John Ritter died ten years ago today, and the world lost a guy that everyone who knew him seems to describe as great, sweet, amazing, and giving. It may have been the first celebrity death that profoundly affected me. My stomach fell out of my goddamn chest when I found out about his passing. It hurt in a surprisingly sudden way. Tears streaked out of my eyes like I’d been hit in the nose with a basketball.

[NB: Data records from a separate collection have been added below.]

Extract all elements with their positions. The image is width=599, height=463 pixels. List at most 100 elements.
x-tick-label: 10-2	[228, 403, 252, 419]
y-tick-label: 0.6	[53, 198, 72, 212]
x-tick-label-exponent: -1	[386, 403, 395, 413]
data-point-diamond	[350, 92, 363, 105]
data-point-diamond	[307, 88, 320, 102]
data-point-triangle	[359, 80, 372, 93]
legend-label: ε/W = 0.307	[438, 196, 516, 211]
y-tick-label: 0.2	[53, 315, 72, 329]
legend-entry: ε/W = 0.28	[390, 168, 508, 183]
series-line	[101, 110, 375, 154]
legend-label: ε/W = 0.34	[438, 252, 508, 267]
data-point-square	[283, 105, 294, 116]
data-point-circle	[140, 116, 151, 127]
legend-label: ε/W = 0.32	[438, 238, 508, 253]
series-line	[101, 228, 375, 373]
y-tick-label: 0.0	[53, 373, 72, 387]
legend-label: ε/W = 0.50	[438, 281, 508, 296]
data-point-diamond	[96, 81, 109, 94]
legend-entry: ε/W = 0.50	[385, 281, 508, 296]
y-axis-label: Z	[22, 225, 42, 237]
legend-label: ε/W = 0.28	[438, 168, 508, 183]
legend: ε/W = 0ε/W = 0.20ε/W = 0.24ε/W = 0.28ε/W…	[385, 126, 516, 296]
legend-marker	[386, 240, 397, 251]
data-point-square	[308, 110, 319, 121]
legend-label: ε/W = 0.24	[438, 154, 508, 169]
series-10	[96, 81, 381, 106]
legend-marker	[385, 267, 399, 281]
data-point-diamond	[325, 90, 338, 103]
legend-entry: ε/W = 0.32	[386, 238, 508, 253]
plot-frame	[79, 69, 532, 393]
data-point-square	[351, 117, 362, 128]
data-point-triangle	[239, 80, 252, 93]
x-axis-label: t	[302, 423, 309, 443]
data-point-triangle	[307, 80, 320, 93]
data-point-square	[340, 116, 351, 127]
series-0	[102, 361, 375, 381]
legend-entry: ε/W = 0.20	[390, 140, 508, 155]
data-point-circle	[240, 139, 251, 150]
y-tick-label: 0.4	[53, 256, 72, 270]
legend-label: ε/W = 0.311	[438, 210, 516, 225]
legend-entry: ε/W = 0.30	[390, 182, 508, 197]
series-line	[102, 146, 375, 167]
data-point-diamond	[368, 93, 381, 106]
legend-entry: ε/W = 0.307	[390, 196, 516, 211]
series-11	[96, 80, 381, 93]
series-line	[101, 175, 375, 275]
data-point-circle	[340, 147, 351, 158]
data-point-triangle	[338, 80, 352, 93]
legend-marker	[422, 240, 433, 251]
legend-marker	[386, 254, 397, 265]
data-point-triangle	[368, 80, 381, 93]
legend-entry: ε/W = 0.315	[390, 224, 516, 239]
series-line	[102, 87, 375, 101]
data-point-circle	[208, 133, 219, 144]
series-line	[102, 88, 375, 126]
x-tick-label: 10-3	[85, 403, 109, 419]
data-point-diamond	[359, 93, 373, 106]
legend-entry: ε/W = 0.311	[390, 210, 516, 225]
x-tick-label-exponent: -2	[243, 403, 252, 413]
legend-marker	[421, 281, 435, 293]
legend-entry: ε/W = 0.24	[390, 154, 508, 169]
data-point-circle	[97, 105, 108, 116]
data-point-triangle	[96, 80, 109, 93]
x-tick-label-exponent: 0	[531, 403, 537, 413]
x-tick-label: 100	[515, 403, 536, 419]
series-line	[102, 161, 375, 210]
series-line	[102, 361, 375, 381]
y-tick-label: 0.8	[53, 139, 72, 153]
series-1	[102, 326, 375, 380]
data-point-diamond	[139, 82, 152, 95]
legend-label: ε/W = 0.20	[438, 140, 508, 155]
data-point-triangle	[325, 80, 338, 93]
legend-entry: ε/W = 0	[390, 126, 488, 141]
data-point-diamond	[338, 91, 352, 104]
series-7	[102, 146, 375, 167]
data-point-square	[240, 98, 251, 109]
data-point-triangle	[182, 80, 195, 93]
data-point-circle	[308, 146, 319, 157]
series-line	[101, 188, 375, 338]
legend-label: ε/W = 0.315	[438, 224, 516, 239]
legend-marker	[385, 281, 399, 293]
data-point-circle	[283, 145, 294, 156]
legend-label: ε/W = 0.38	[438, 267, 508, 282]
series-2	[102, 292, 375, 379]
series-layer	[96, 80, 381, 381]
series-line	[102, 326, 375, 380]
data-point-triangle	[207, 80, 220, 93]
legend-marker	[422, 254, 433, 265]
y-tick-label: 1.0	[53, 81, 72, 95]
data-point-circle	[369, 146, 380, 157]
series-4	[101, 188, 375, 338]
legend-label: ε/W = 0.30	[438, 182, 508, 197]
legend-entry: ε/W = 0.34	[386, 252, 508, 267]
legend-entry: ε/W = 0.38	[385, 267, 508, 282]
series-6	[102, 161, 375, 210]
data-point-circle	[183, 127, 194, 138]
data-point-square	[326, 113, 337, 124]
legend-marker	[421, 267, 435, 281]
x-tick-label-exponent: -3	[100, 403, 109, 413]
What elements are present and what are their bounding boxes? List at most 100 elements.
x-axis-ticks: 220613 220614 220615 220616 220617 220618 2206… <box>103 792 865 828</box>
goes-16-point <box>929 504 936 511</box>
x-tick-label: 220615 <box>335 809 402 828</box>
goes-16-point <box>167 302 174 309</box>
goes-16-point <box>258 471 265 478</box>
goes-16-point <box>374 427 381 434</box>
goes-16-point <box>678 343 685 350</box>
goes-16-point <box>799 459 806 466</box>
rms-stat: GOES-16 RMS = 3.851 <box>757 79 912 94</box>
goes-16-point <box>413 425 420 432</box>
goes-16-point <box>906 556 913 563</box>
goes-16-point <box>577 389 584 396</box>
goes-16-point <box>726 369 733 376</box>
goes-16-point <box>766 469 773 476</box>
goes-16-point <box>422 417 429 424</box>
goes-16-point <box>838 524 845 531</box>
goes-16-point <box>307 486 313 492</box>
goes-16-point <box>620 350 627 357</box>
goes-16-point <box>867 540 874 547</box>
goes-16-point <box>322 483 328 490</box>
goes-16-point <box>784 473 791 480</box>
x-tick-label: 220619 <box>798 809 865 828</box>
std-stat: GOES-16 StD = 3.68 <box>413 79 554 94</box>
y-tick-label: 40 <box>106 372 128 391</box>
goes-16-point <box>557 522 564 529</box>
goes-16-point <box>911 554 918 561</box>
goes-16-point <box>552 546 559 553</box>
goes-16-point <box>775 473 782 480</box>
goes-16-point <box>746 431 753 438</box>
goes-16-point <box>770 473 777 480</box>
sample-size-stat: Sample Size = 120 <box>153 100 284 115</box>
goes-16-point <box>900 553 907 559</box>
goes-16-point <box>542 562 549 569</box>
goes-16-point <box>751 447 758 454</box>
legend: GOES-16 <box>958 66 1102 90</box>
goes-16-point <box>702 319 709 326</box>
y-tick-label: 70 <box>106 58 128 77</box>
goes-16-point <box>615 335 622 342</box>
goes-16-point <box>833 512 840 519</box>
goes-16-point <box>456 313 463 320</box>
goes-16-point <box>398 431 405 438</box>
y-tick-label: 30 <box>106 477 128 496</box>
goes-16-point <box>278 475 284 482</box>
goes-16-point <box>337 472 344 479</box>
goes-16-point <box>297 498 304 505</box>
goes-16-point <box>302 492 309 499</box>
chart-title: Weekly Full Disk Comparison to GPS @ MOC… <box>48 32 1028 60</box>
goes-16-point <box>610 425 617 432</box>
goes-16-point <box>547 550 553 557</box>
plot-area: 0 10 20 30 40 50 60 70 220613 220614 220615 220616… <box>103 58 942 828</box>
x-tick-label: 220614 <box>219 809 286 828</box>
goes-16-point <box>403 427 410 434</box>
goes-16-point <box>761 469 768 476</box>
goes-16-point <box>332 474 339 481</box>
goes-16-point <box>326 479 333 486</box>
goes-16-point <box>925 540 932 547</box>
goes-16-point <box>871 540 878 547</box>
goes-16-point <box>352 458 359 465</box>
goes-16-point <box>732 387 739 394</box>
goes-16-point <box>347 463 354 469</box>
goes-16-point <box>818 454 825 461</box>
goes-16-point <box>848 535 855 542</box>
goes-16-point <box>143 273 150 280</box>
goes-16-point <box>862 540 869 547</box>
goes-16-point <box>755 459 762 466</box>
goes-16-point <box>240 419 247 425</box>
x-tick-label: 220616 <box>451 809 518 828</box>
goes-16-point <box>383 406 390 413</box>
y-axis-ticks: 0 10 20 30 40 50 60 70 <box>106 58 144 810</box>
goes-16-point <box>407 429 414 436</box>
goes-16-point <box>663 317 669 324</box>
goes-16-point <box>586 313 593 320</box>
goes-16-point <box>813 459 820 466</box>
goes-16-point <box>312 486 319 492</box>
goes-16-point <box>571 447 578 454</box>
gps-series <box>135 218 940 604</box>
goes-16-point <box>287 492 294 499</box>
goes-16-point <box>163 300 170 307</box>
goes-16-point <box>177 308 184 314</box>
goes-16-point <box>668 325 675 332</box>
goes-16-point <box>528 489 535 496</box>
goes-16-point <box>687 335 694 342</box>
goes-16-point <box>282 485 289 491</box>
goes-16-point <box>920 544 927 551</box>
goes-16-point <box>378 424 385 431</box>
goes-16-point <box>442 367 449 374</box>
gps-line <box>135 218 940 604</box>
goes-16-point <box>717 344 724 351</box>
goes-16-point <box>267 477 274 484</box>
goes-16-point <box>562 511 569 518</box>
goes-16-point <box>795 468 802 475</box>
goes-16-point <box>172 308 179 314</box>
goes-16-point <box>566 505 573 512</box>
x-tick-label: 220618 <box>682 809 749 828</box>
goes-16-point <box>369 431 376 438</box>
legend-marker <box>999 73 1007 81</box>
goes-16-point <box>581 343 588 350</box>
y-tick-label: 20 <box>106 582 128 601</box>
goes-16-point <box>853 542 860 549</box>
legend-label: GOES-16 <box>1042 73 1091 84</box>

Before he died, however, he filmed a movie called Sling Blade in my hometown. In that movie, which has so many personal connections for me — a steel bridge, where I committed an act of vandalism that would get me arrested; an actual mental hospital where my mother would live after she attempted suicide, and where my father would later deliver newspapers as a morning delivery boy; a dollar store where I was in my first car accident; and a Dairy Queen, where my Dad would occasionally take us for ice cream — John Ritter once again played a tender, sympathetic, comforting gay man, although he was a little weird, too. The fact that he did so, and in my own hometown no less, meant more to me than it probably should’ve. Why? Because when I came home from college that summer, I mentioned to my father that the movie was being filmed there, and it was that conversation that led to my own father outing himself to me (though, I’d known for a decade, I never let on).
It felt something like full circle: A decade after the man who helped to inform my opinions on gay men prompted my father to come out of the closet. Of course, I didn’t care that my father was gay! How could I? My strongest frame of reference was this guy.